Speaking during a tour of the site for the future LNG export facility, Horgan said Friday that his government has been in consultation for more than 18 months with the Wet’suwet’en, though not over the pipeline.
“The message I have for the Wet’suwet’en people is that we’re working diligently to ensure we can have genuine reconciliation,” he said.
“There’s still tensions in the community, and I understand that. But the Wet’suwet’en also need to understand that this project is duly certified, it’s been permitted by all levels of government and the project is proceeding.”
Horgan pointed to a Dec. 31 B.C. Supreme Court injunction that ordered all obstructions to pipeline construction be cleared, repeating contentious comments he made earlier this month that the issue was a matter of “rule of law.”
Interim Green Party Leader Adam Olsen, meanwhile, has scheduled a trip to visit the chiefs in their northern B.C. camps over the weekend.
Olsen, a member of the Tsartlip First Nation in Brentwood Bay, said he was invited by the hereditary chiefs this week and is going as a sign of respect and reconciliation.
He added the “strong language” being used by government and industry during the dispute has him concerned, particularly in the wake of B.C.’s adoption of the United Nations Declaration on the Rights of Indigenous Peoples.
“This is the legacy of the colonial government and the approach that’s been taken. This is the legacy of the Indian Act that we see playing out and it’s played out time and again in the country,” he said.
“I was very deeply understanding of the fact that some of these issues that have been ongoing are going to get caught in this transition, and that it’s taking time for us to get to where we’re at and it’s going to take time for us to get to where we need to be.”
Olsen wouldn’t comment on whether Horgan should meet with the Wet’suwet’en chiefs while he’s visiting the north, only saying he’s hopeful all sides can reach a non-violent solution.
Horgan said the province has no role in directing the actions of the RCMP, who have set up an “access control checkpoint” at the 270kilometre mark of an access road to a key pipeline worksite, an action some observers have taken to be a prelude to enforcing the injunction.

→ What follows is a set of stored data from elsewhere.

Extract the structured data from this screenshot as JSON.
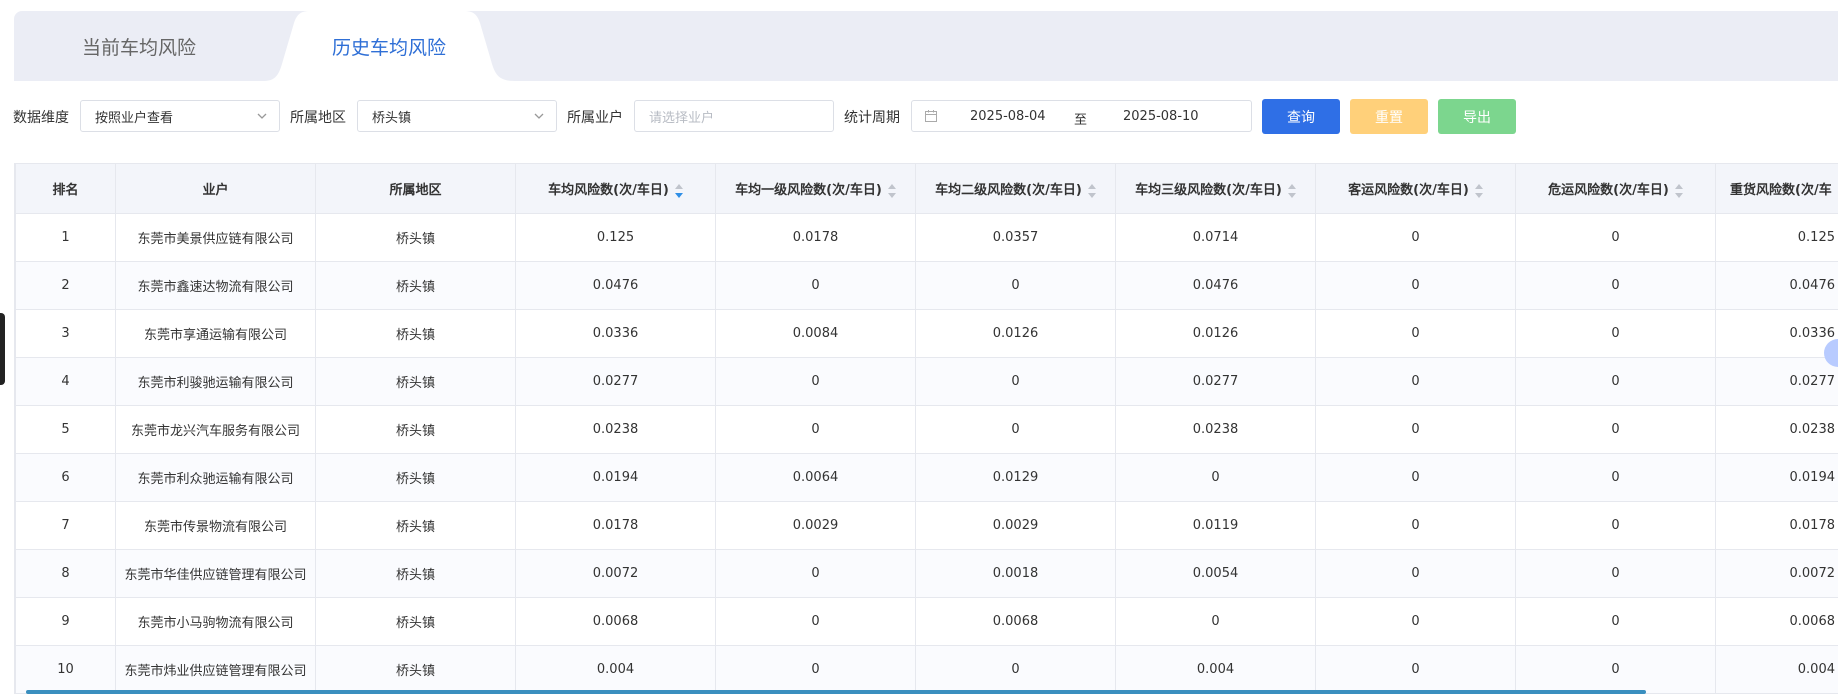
{
  "tabs": [
    {
      "label": "当前车均风险"
    },
    {
      "label": "历史车均风险"
    }
  ],
  "filters": {
    "dimension_label": "数据维度",
    "dimension_value": "按照业户查看",
    "region_label": "所属地区",
    "region_value": "桥头镇",
    "owner_label": "所属业户",
    "owner_placeholder": "请选择业户",
    "period_label": "统计周期",
    "date_start": "2025-08-04",
    "date_sep": "至",
    "date_end": "2025-08-10"
  },
  "buttons": {
    "query": "查询",
    "reset": "重置",
    "export": "导出"
  },
  "table": {
    "columns": [
      "排名",
      "业户",
      "所属地区",
      "车均风险数(次/车日)",
      "车均一级风险数(次/车日)",
      "车均二级风险数(次/车日)",
      "车均三级风险数(次/车日)",
      "客运风险数(次/车日)",
      "危运风险数(次/车日)",
      "重货风险数(次/车"
    ],
    "rows": [
      [
        "1",
        "东莞市美景供应链有限公司",
        "桥头镇",
        "0.125",
        "0.0178",
        "0.0357",
        "0.0714",
        "0",
        "0",
        "0.125"
      ],
      [
        "2",
        "东莞市鑫速达物流有限公司",
        "桥头镇",
        "0.0476",
        "0",
        "0",
        "0.0476",
        "0",
        "0",
        "0.0476"
      ],
      [
        "3",
        "东莞市享通运输有限公司",
        "桥头镇",
        "0.0336",
        "0.0084",
        "0.0126",
        "0.0126",
        "0",
        "0",
        "0.0336"
      ],
      [
        "4",
        "东莞市利骏驰运输有限公司",
        "桥头镇",
        "0.0277",
        "0",
        "0",
        "0.0277",
        "0",
        "0",
        "0.0277"
      ],
      [
        "5",
        "东莞市龙兴汽车服务有限公司",
        "桥头镇",
        "0.0238",
        "0",
        "0",
        "0.0238",
        "0",
        "0",
        "0.0238"
      ],
      [
        "6",
        "东莞市利众驰运输有限公司",
        "桥头镇",
        "0.0194",
        "0.0064",
        "0.0129",
        "0",
        "0",
        "0",
        "0.0194"
      ],
      [
        "7",
        "东莞市传景物流有限公司",
        "桥头镇",
        "0.0178",
        "0.0029",
        "0.0029",
        "0.0119",
        "0",
        "0",
        "0.0178"
      ],
      [
        "8",
        "东莞市华佳供应链管理有限公司",
        "桥头镇",
        "0.0072",
        "0",
        "0.0018",
        "0.0054",
        "0",
        "0",
        "0.0072"
      ],
      [
        "9",
        "东莞市小马驹物流有限公司",
        "桥头镇",
        "0.0068",
        "0",
        "0.0068",
        "0",
        "0",
        "0",
        "0.0068"
      ],
      [
        "10",
        "东莞市炜业供应链管理有限公司",
        "桥头镇",
        "0.004",
        "0",
        "0",
        "0.004",
        "0",
        "0",
        "0.004"
      ]
    ]
  },
  "colors": {
    "accent": "#2f6fe6",
    "reset": "#ffd07a",
    "export": "#7cd68e",
    "tab_bg": "#ebedf5",
    "header_bg": "#f3f5fa"
  }
}
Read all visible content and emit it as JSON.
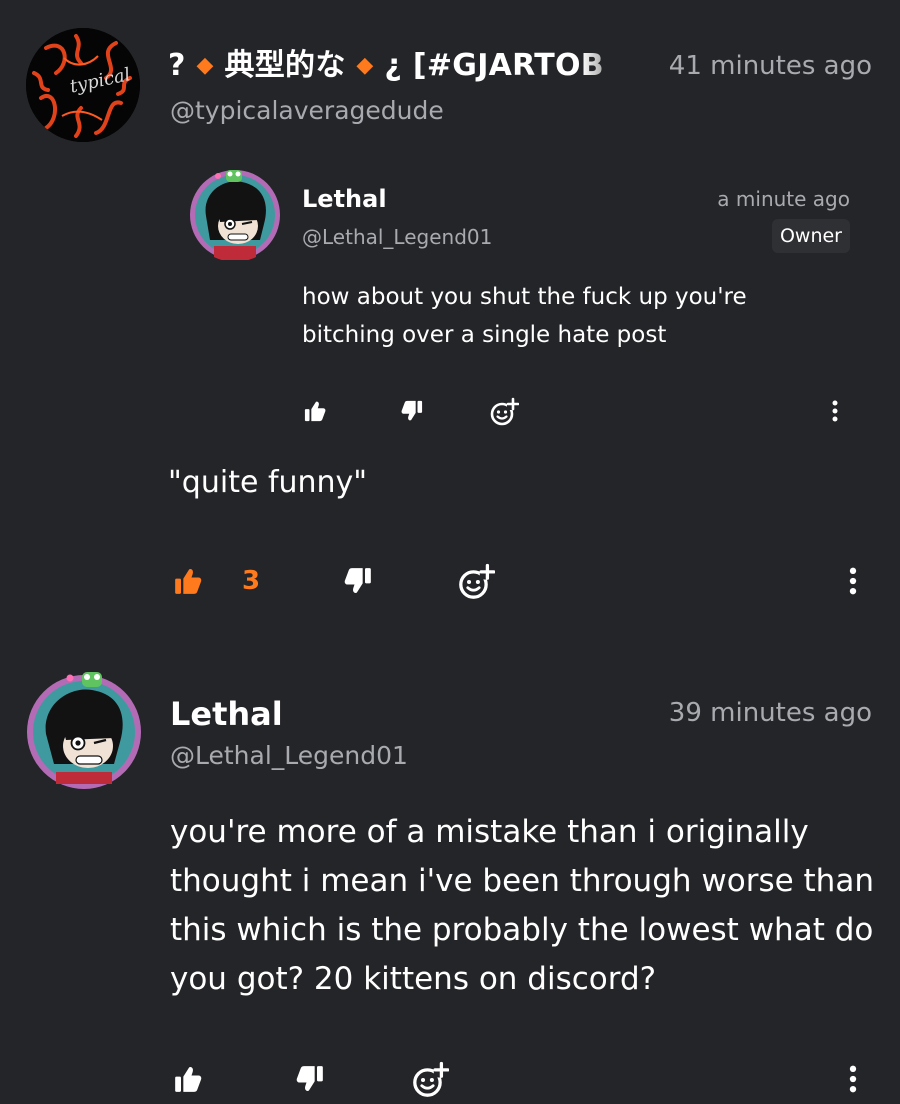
{
  "colors": {
    "background": "#242528",
    "text_primary": "#ffffff",
    "text_muted": "#a9aab0",
    "accent_liked": "#ff7a1c",
    "badge_bg": "#2f3034"
  },
  "comments": [
    {
      "author": {
        "name_prefix": "?",
        "name_middle": "典型的な",
        "name_suffix": "¿ [#GJARTOB",
        "handle": "@typicalaveragedude",
        "avatar_logo_text": "typical",
        "avatar_icon": "orange-swirl-avatar-icon"
      },
      "timestamp": "41 minutes ago",
      "text": "\"quite funny\"",
      "like_count": "3",
      "liked": true,
      "replies": [
        {
          "author": {
            "name": "Lethal",
            "handle": "@Lethal_Legend01",
            "badge": "Owner",
            "avatar_icon": "cartoon-character-avatar-icon"
          },
          "timestamp": "a minute ago",
          "text": "how about you shut the fuck up you're bitching over a single hate post"
        }
      ]
    },
    {
      "author": {
        "name": "Lethal",
        "handle": "@Lethal_Legend01",
        "avatar_icon": "cartoon-character-avatar-icon"
      },
      "timestamp": "39 minutes ago",
      "text": "you're more of a mistake than i originally thought i mean i've been through worse than this which is the probably the lowest what do you got? 20 kittens on discord?"
    }
  ],
  "icons": {
    "like": "thumbs-up-icon",
    "dislike": "thumbs-down-icon",
    "react": "add-reaction-icon",
    "more": "more-vertical-icon"
  }
}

A police raid to clear a similar protest camp, following a similar injunction in January 2019, resulted in 14 arrests and drew accusations of heavy-handed police tactics, particularly after a report in U.K. newspaper The Guardian alleging RCMP discussed deploying snipers and putting children into social services during that action.

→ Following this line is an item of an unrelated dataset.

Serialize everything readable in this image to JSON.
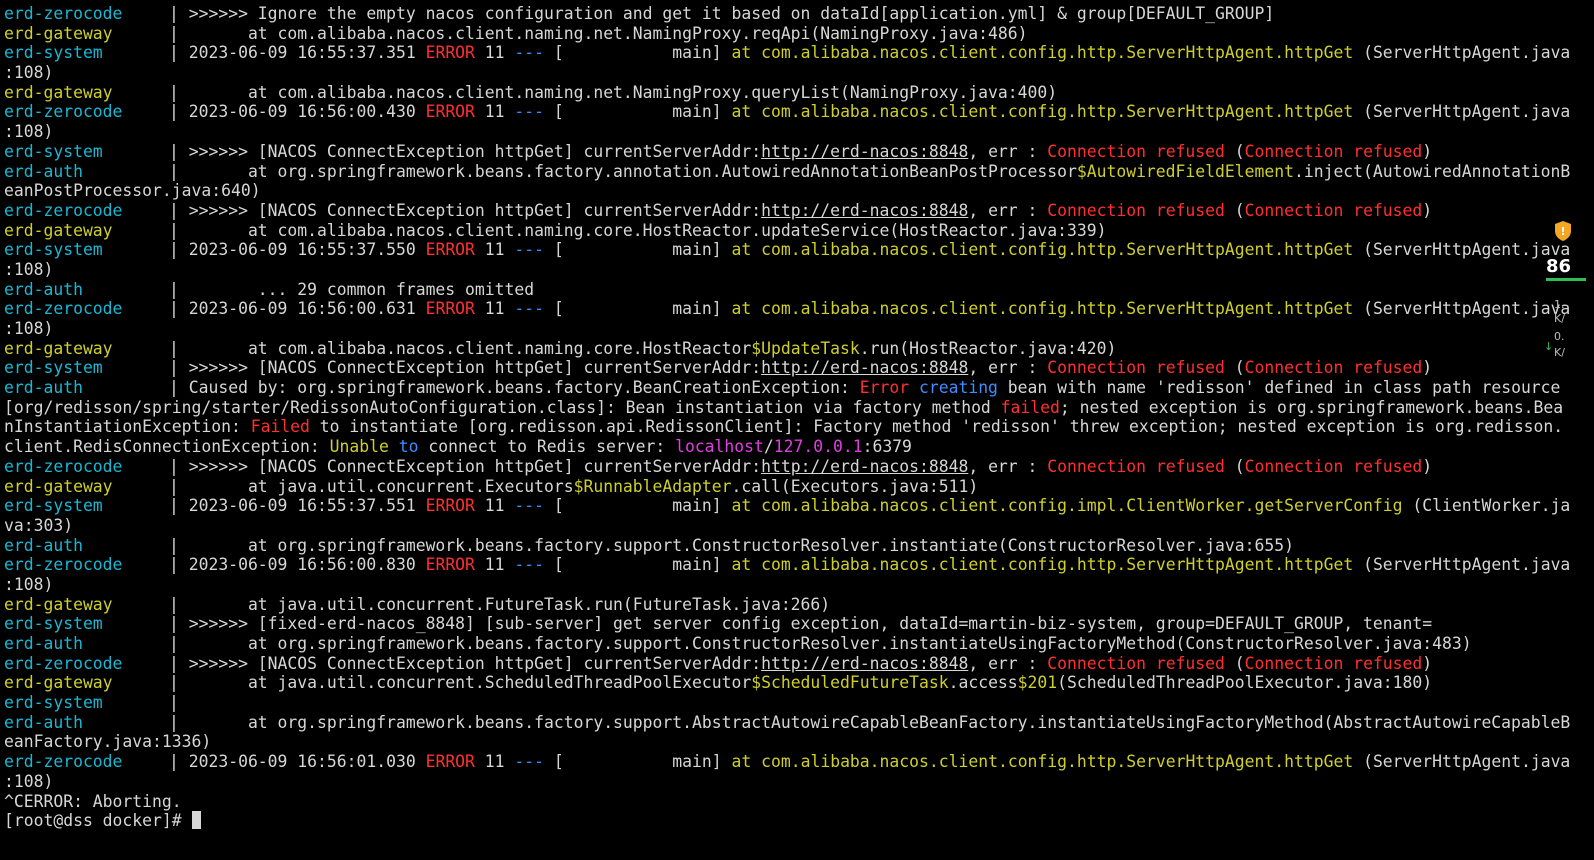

Police have denied that report.
Tensions in the area have been growing as speculation mounts as to when or if police will act to enforce the injunction.
The $6.6-billion project would connect northeastern B.C.’s gas fields with the LNG Canada plant.
It has earned the support of all 20 elected Indigenous councils along the route.
However, the Wet’suwet’en say elected councils only speak for their specific First Nations reserves, and are an artifact of the colonial system.
The Wet’suwet’en have never signed a treaty with the government of Canada or British Columbia, and hereditary chiefs claim the sole authority over land decisions for unceded territories.